In den sieben Tableaus von Wut wechseln Ariosi mit aktionsverhafteten oder auch mit eher kontemplativen Ensembles, worin man möglicherweise einen gewissen Einfluss, in jedem Fall aber die intime Kenntnis der Nummernoper italienischer Provenienz ablesen kann. Trotz der relativ kurzen Aufführungsdauer dieser Oper wird man nirgends mit Skizzenhaftigkeit, sondern vielmehr mit Stringenz konfrontiert. Pointierte Kürze ist ohnehin eines der stilistischen Merkmale Scartazzinis: Ein sehr feines Empfinden für die angemessene Proportion und Dauer von Zuständen, Entwicklungen zeichnet auch diese Partitur aus, eine suggestive, bezwingende Wirkung des feinfühligen, rechtzeitigen Erreichens und Verlassens der Amplituden in der Spannungskurve im Detail wie in der großen Form. Die Instrumentation, die sublime Abmischung der Klangfarbe setzt Scartazzini in souveräner Weise ein als eines der wesentlichen Mittel zur musikalischen, non-verbalen Beschreibung, Inszenierung, die auch Psychologisierung ist, wobei es durchaus auch drastisch zugehen kann, wenn es die Handlung verlangt (und diese Handlung verlangt das an ihren Kulminationspunkten). In diesem Sinne wird auch der Katalog der instrumentalen Spieltechniken mit unverbrauchten Klangfarben höchst wirkungsvoll und kenntnisreich aufgeblättert. Den Schlagzeugern kommt eine wichtige Rolle zu - z. B. in der Prozession mit dem Sarg der Ines (5. Bild). Hier dringt ein eigentümlich archaisch-kultartig wirkender "Sound" durch.

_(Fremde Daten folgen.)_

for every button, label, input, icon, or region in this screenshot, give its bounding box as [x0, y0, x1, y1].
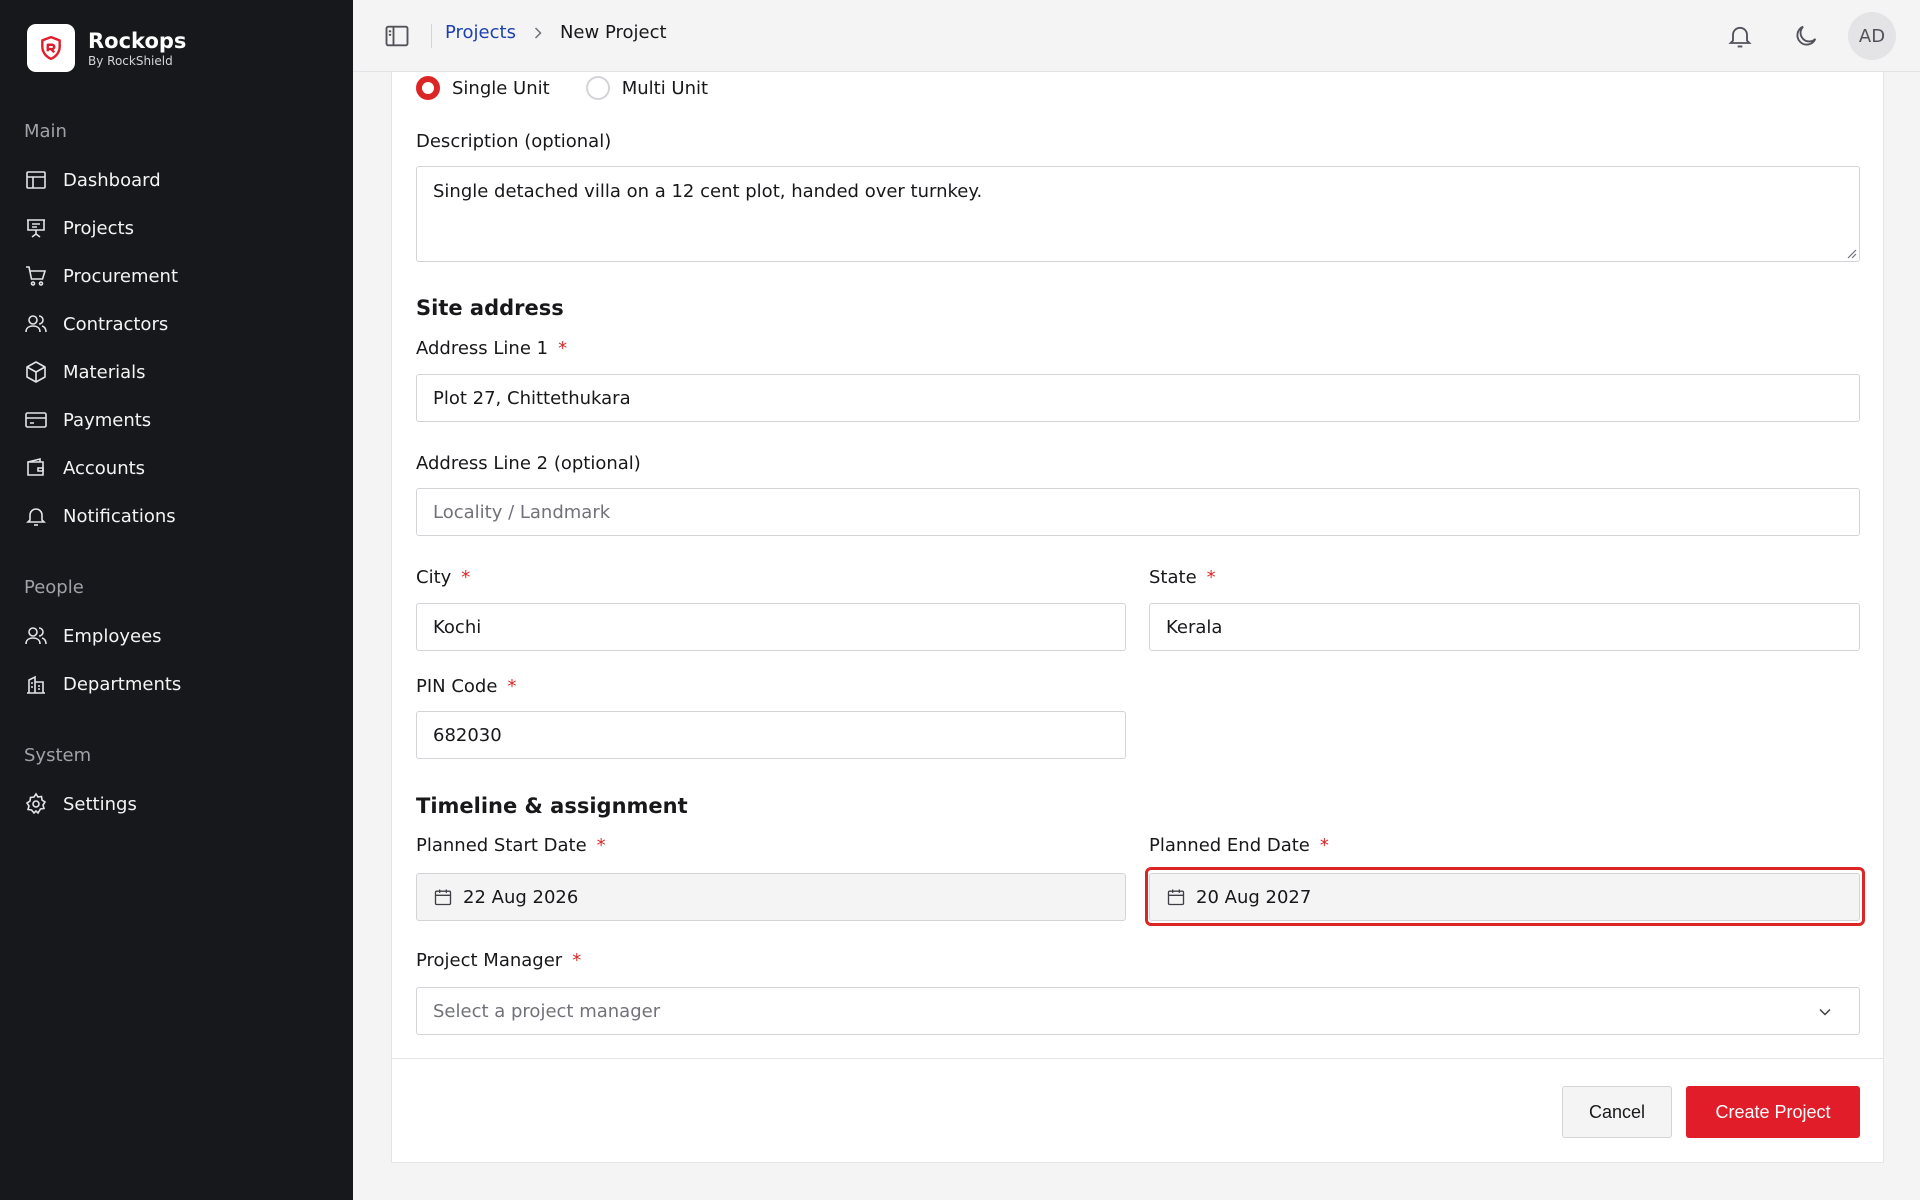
sidebar-item-label: Departments	[63, 673, 182, 695]
sidebar-item-projects[interactable]: Projects	[24, 208, 329, 248]
pin-code-label: PIN Code *	[416, 676, 517, 697]
sidebar-item-materials[interactable]: Materials	[24, 352, 329, 392]
breadcrumb-current: New Project	[559, 22, 667, 43]
moon-icon[interactable]	[1792, 22, 1820, 50]
cart-icon	[26, 266, 47, 286]
breadcrumb: Projects New Project	[445, 22, 667, 43]
multi-unit-radio[interactable]	[585, 76, 610, 100]
brand[interactable]: Rockops By RockShield	[27, 24, 186, 72]
sidebar-item-contractors[interactable]: Contractors	[24, 304, 329, 344]
address-line2-input[interactable]: Locality / Landmark	[416, 488, 1860, 536]
timeline-heading: Timeline & assignment	[416, 794, 688, 818]
new-project-form: Single Unit Multi Unit Description (opti…	[391, 72, 1884, 1163]
wallet-icon	[27, 457, 44, 476]
bell-icon[interactable]	[1726, 22, 1754, 50]
sidebar-item-payments[interactable]: Payments	[24, 400, 329, 440]
box-icon	[26, 361, 46, 383]
resize-handle-icon[interactable]	[1845, 247, 1857, 259]
brand-subtitle: By RockShield	[88, 53, 173, 68]
sidebar: Rockops By RockShield Main Dashboard Pro…	[0, 0, 353, 1200]
sidebar-toggle-icon[interactable]	[383, 22, 411, 50]
chevron-down-icon	[1819, 1008, 1831, 1016]
gear-icon	[25, 792, 47, 815]
calendar-icon	[1167, 889, 1185, 906]
sidebar-item-label: Notifications	[63, 505, 176, 527]
state-label: State *	[1149, 567, 1216, 588]
calendar-icon	[434, 889, 452, 906]
bell-icon	[26, 508, 46, 526]
description-textarea[interactable]: Single detached villa on a 12 cent plot,…	[416, 166, 1860, 262]
presentation-icon	[27, 219, 45, 238]
footer-divider	[392, 1058, 1883, 1059]
sidebar-item-notifications[interactable]: Notifications	[24, 496, 329, 536]
cancel-button[interactable]: Cancel	[1562, 1086, 1672, 1138]
nav-group-people: People	[24, 577, 84, 598]
pin-code-input[interactable]: 682030	[416, 711, 1126, 759]
sidebar-item-employees[interactable]: Employees	[24, 616, 329, 656]
sidebar-item-label: Payments	[63, 409, 152, 431]
top-header: Projects New Project AD	[353, 0, 1920, 72]
sidebar-item-procurement[interactable]: Procurement	[24, 256, 329, 296]
multi-unit-label: Multi Unit	[621, 77, 709, 99]
sidebar-item-label: Dashboard	[63, 169, 161, 191]
building-icon	[27, 675, 45, 694]
project-manager-select[interactable]: Select a project manager	[416, 987, 1860, 1035]
users-icon	[25, 627, 47, 645]
rockshield-logo-icon	[27, 24, 75, 72]
create-project-button[interactable]: Create Project	[1686, 1086, 1860, 1138]
chevron-right-icon	[534, 26, 542, 39]
single-unit-label: Single Unit	[452, 77, 550, 99]
card-icon	[25, 412, 47, 428]
single-unit-radio[interactable]	[416, 76, 440, 100]
planned-end-date-input[interactable]: 20 Aug 2027	[1149, 873, 1860, 921]
unit-type-radio-group: Single Unit Multi Unit	[416, 76, 744, 100]
sidebar-item-label: Procurement	[63, 265, 179, 287]
sidebar-item-label: Contractors	[63, 313, 169, 335]
address-line1-input[interactable]: Plot 27, Chittethukara	[416, 374, 1860, 422]
avatar[interactable]: AD	[1848, 12, 1896, 60]
header-divider	[431, 24, 432, 48]
address-line1-label: Address Line 1 *	[416, 338, 568, 359]
sidebar-item-dashboard[interactable]: Dashboard	[24, 160, 329, 200]
sidebar-item-label: Settings	[63, 793, 137, 815]
city-input[interactable]: Kochi	[416, 603, 1126, 651]
description-value: Single detached villa on a 12 cent plot,…	[433, 181, 983, 202]
sidebar-item-settings[interactable]: Settings	[24, 784, 329, 824]
nav-group-system: System	[24, 745, 92, 766]
sidebar-item-label: Projects	[63, 217, 134, 239]
sidebar-item-label: Accounts	[63, 457, 146, 479]
city-label: City *	[416, 567, 471, 588]
site-address-heading: Site address	[416, 296, 564, 320]
project-manager-label: Project Manager *	[416, 950, 582, 971]
brand-name: Rockops	[88, 28, 187, 53]
users-icon	[25, 315, 47, 333]
planned-start-date-input[interactable]: 22 Aug 2026	[416, 873, 1126, 921]
sidebar-item-label: Employees	[63, 625, 162, 647]
planned-end-label: Planned End Date *	[1149, 835, 1329, 856]
state-input[interactable]: Kerala	[1149, 603, 1860, 651]
address-line2-label: Address Line 2 (optional)	[416, 453, 641, 474]
breadcrumb-projects-link[interactable]: Projects	[445, 22, 516, 43]
nav-group-main: Main	[24, 121, 67, 142]
sidebar-item-label: Materials	[63, 361, 146, 383]
sidebar-item-departments[interactable]: Departments	[24, 664, 329, 704]
planned-start-label: Planned Start Date *	[416, 835, 606, 856]
layout-icon	[26, 171, 46, 189]
description-label: Description (optional)	[416, 131, 612, 152]
sidebar-item-accounts[interactable]: Accounts	[24, 448, 329, 488]
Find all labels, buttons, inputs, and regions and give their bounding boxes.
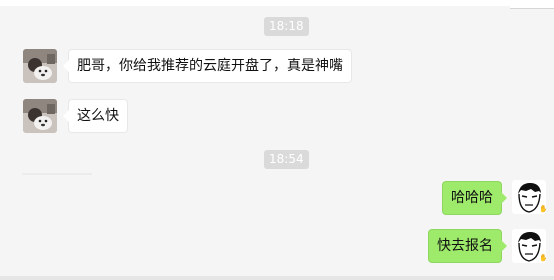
divider xyxy=(22,173,92,175)
window-control-area[interactable] xyxy=(510,0,554,9)
window-top-edge xyxy=(0,0,554,6)
contact-photo-icon xyxy=(23,99,57,133)
contact-photo-icon xyxy=(23,49,57,83)
message-bubble-outgoing[interactable]: 哈哈哈 xyxy=(442,181,507,215)
contact-avatar[interactable] xyxy=(23,49,57,83)
contact-avatar[interactable] xyxy=(23,99,57,133)
timestamp: 18:18 xyxy=(264,17,309,36)
message-bubble-incoming[interactable]: 这么快 xyxy=(63,99,128,133)
cartoon-face-icon: ✋ xyxy=(512,180,546,214)
svg-text:✋: ✋ xyxy=(539,253,546,262)
self-avatar[interactable]: ✋ xyxy=(512,180,546,214)
message-bubble-incoming[interactable]: 肥哥，你给我推荐的云庭开盘了，真是神嘴 xyxy=(63,49,352,83)
svg-text:✋: ✋ xyxy=(539,204,546,213)
message-bubble-outgoing[interactable]: 快去报名 xyxy=(428,229,507,263)
timestamp: 18:54 xyxy=(264,150,309,169)
input-area-edge xyxy=(0,276,554,280)
self-avatar[interactable]: ✋ xyxy=(512,229,546,263)
cartoon-face-icon: ✋ xyxy=(512,229,546,263)
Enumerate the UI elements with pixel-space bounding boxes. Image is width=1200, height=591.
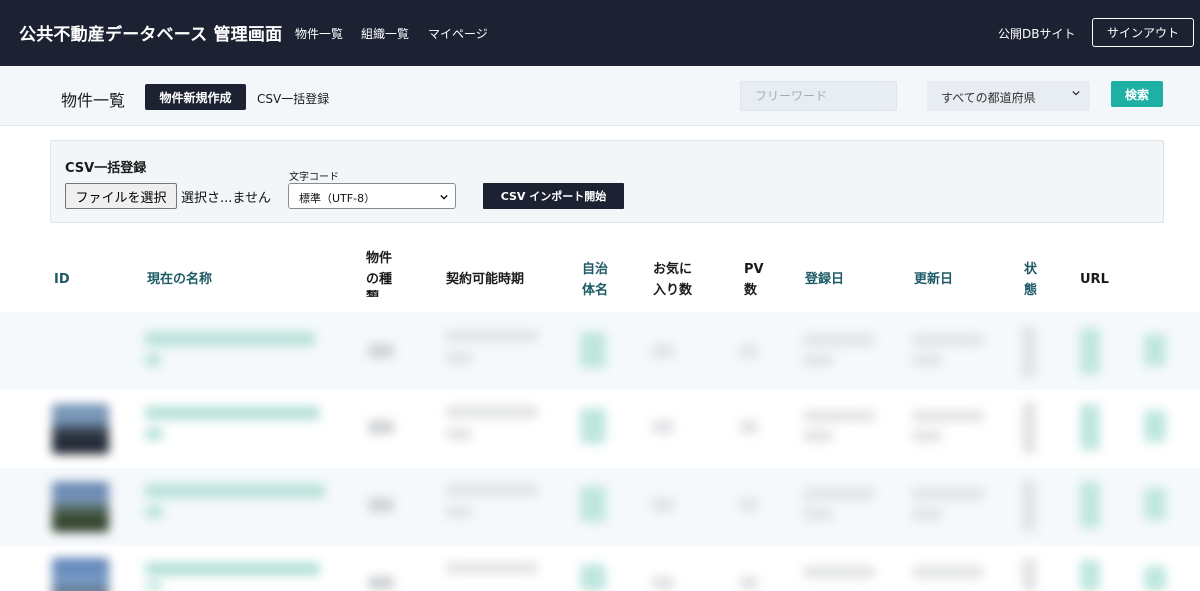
encoding-label: 文字コード [289,172,339,183]
col-header-created[interactable]: 登録日 [805,269,844,290]
col-header-status-line2: 態 [1024,283,1038,298]
blurred-row-content [0,468,1200,546]
public-db-site-link[interactable]: 公開DBサイト [998,25,1075,42]
encoding-select-value: 標準（UTF-8） [299,192,376,205]
freeword-search-input[interactable] [740,81,897,111]
col-header-municipality-line1: 自治 [582,262,609,277]
col-header-type: 物件 の種 類 [366,248,392,297]
create-property-button[interactable]: 物件新規作成 [145,84,246,110]
csv-bulk-register-link[interactable]: CSV一括登録 [257,90,329,107]
col-header-status-line1: 状 [1024,262,1038,277]
nav-properties[interactable]: 物件一覧 [295,25,343,42]
page-title: 物件一覧 [61,91,126,110]
table-row[interactable] [0,312,1200,390]
col-header-municipality[interactable]: 自治 体名 [582,259,608,301]
col-header-url: URL [1080,272,1109,287]
prefecture-select-value: すべての都道府県 [941,91,1036,105]
encoding-select[interactable]: 標準（UTF-8） [288,183,456,209]
blurred-row-content [0,312,1200,390]
chevron-down-icon [1072,90,1080,96]
prefecture-select[interactable]: すべての都道府県 [927,81,1090,111]
col-header-pv-line1: PV [744,262,764,277]
col-header-type-line1: 物件 [366,251,393,266]
csv-import-panel: CSV一括登録 ファイルを選択 選択さ...ません 文字コード 標準（UTF-8… [50,140,1164,223]
table-row[interactable] [0,468,1200,546]
col-header-contract-period: 契約可能時期 [446,272,525,287]
col-header-type-line3: 類 [366,290,392,297]
col-header-favorites-line1: お気に [653,262,693,277]
col-header-favorites: お気に 入り数 [653,259,692,301]
file-status-text: 選択さ...ません [181,191,272,206]
app-title[interactable]: 公共不動産データベース 管理画面 [19,20,282,45]
table-row[interactable] [0,546,1200,591]
csv-panel-title: CSV一括登録 [65,161,147,176]
top-navbar: 公共不動産データベース 管理画面 物件一覧 組織一覧 マイページ 公開DBサイト… [0,0,1200,66]
col-header-municipality-line2: 体名 [582,283,609,298]
table-row[interactable] [0,390,1200,468]
col-header-pv: PV 数 [744,259,764,301]
col-header-name[interactable]: 現在の名称 [147,269,212,290]
search-button[interactable]: 検索 [1111,81,1163,107]
choose-file-button[interactable]: ファイルを選択 [65,183,177,209]
signout-button[interactable]: サインアウト [1092,18,1194,47]
col-header-status[interactable]: 状 態 [1024,259,1037,301]
csv-import-start-button[interactable]: CSV インポート開始 [483,183,624,209]
col-header-updated[interactable]: 更新日 [914,269,953,290]
col-header-id[interactable]: ID [54,269,70,290]
nav-mypage[interactable]: マイページ [428,25,488,42]
nav-organizations[interactable]: 組織一覧 [361,25,409,42]
blurred-row-content [0,390,1200,468]
col-header-pv-line2: 数 [744,283,758,298]
col-header-type-line2: の種 [366,272,393,287]
page-toolbar: 物件一覧 物件新規作成 CSV一括登録 すべての都道府県 検索 [0,66,1200,126]
col-header-favorites-line2: 入り数 [653,283,693,298]
blurred-row-content [0,546,1200,591]
chevron-down-icon [440,194,448,200]
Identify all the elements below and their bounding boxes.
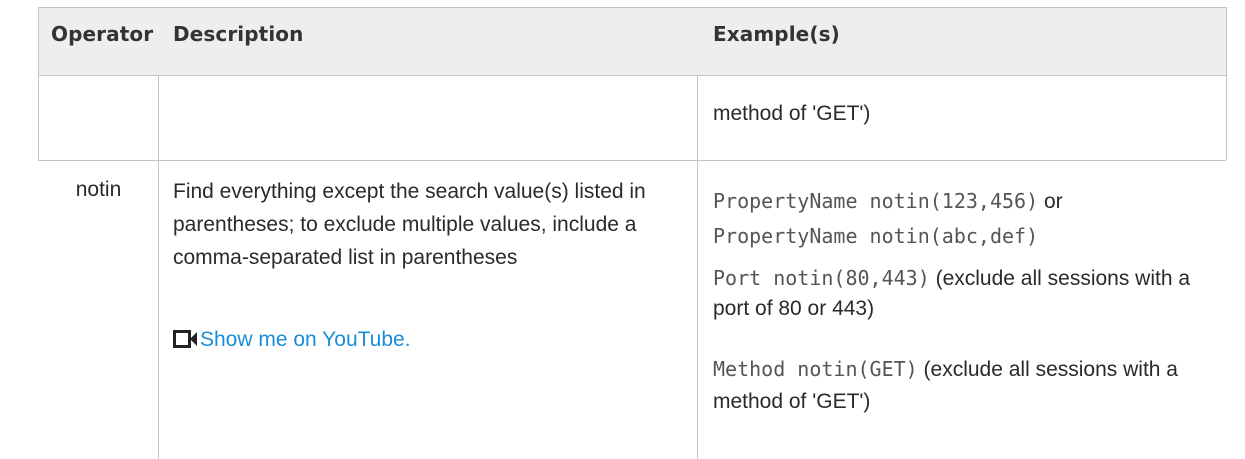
column-divider-1	[158, 75, 159, 459]
description-cell-notin: Find everything except the search value(…	[173, 180, 646, 269]
video-camera-icon	[173, 328, 198, 358]
operator-cell-notin: notin	[75, 178, 122, 201]
show-me-on-youtube-link[interactable]: Show me on YouTube.	[200, 328, 411, 351]
example-1: PropertyName notin(123,456) or PropertyN…	[713, 184, 1223, 254]
example-1-code-a: PropertyName notin(123,456)	[713, 189, 1039, 213]
example-3-code: Method notin(GET)	[713, 357, 918, 381]
header-examples: Example(s)	[713, 22, 840, 46]
header-bottom-border	[38, 75, 1226, 76]
header-description: Description	[173, 22, 304, 46]
example-1-code-b: PropertyName notin(abc,def)	[713, 224, 1039, 248]
example-2: Port notin(80,443) (exclude all sessions…	[713, 263, 1223, 324]
table-left-border	[38, 7, 39, 160]
example-1-or: or	[1038, 190, 1063, 213]
row-divider	[38, 160, 1226, 161]
operators-table: Operator Description Example(s) method o…	[0, 0, 1245, 459]
continued-example-text: method of 'GET')	[713, 102, 871, 125]
example-2-code: Port notin(80,443)	[713, 266, 930, 290]
table-right-border	[1226, 7, 1227, 160]
column-divider-2	[697, 75, 698, 459]
example-3: Method notin(GET) (exclude all sessions …	[713, 353, 1223, 418]
youtube-link-container: Show me on YouTube.	[173, 325, 411, 358]
header-operator: Operator	[51, 22, 154, 46]
table-top-border	[38, 7, 1226, 8]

Mittels sehr fein erfundener und kalkulierter Instrumentierung wird diese Klangkonnotation provoziert, hierfür werden u. a. die große, mit Birkenruten geschlagene Trommel, ein sog. Löwengebrüll, speziell gespielte Pauken - auch in Kombination mit einer auf dem Paukenfell liegenden Tempelschale - sowie ein tibetisches Muschelhorn eingesetzt.
Andrea Scartazzinis Oper beginnt mit der Nachricht von der gerade auf Geheiß des Königs ausgeführten Ermordung der Ines, und Pedros Auflehnung gegen dieses grausame Schicksal, das unfassbare Verbrechen, welches der Vater ihr aber ebenso auch ihm angetan hat. Trauer und Wut vereinen sich zu einem einzigen Ziel: Rache! Pedro sucht und verfolgt manisch die Spuren seiner Geliebten, selbst ihren Mord will er nachstellen - alle sollen es wissen! Kann dies die Gegenwart der Angebeteten ersetzen? Das Volk zwingt er, der Toten als ihrer Königin zu huldigen - bei aller Brüchigkeit seines Wahns: "Ines lebt, finde ich ihr Lachen. Ich fange ihr Lachen wie einen Vogel." Dem überkommenen unbedingten Glauben an ein Jenseits, ein Danach setzt zunehmend das neuzeitliche Denken zu: Pedro und seine Helden ahnen bereits das Nichts, das dem Tod möglicherweise folgt, in ihnen explodiert die Erkenntnis des Ausgesetzt-Seins in der Einsamkeit einer kargen Welt. - Und dann berichtet eine andere, in der Gegenwart spielende Geschichte vom Erleben einer ähnlichen wahnsinnigen Liebe aus der Sicht der Angebeteten: der Frau.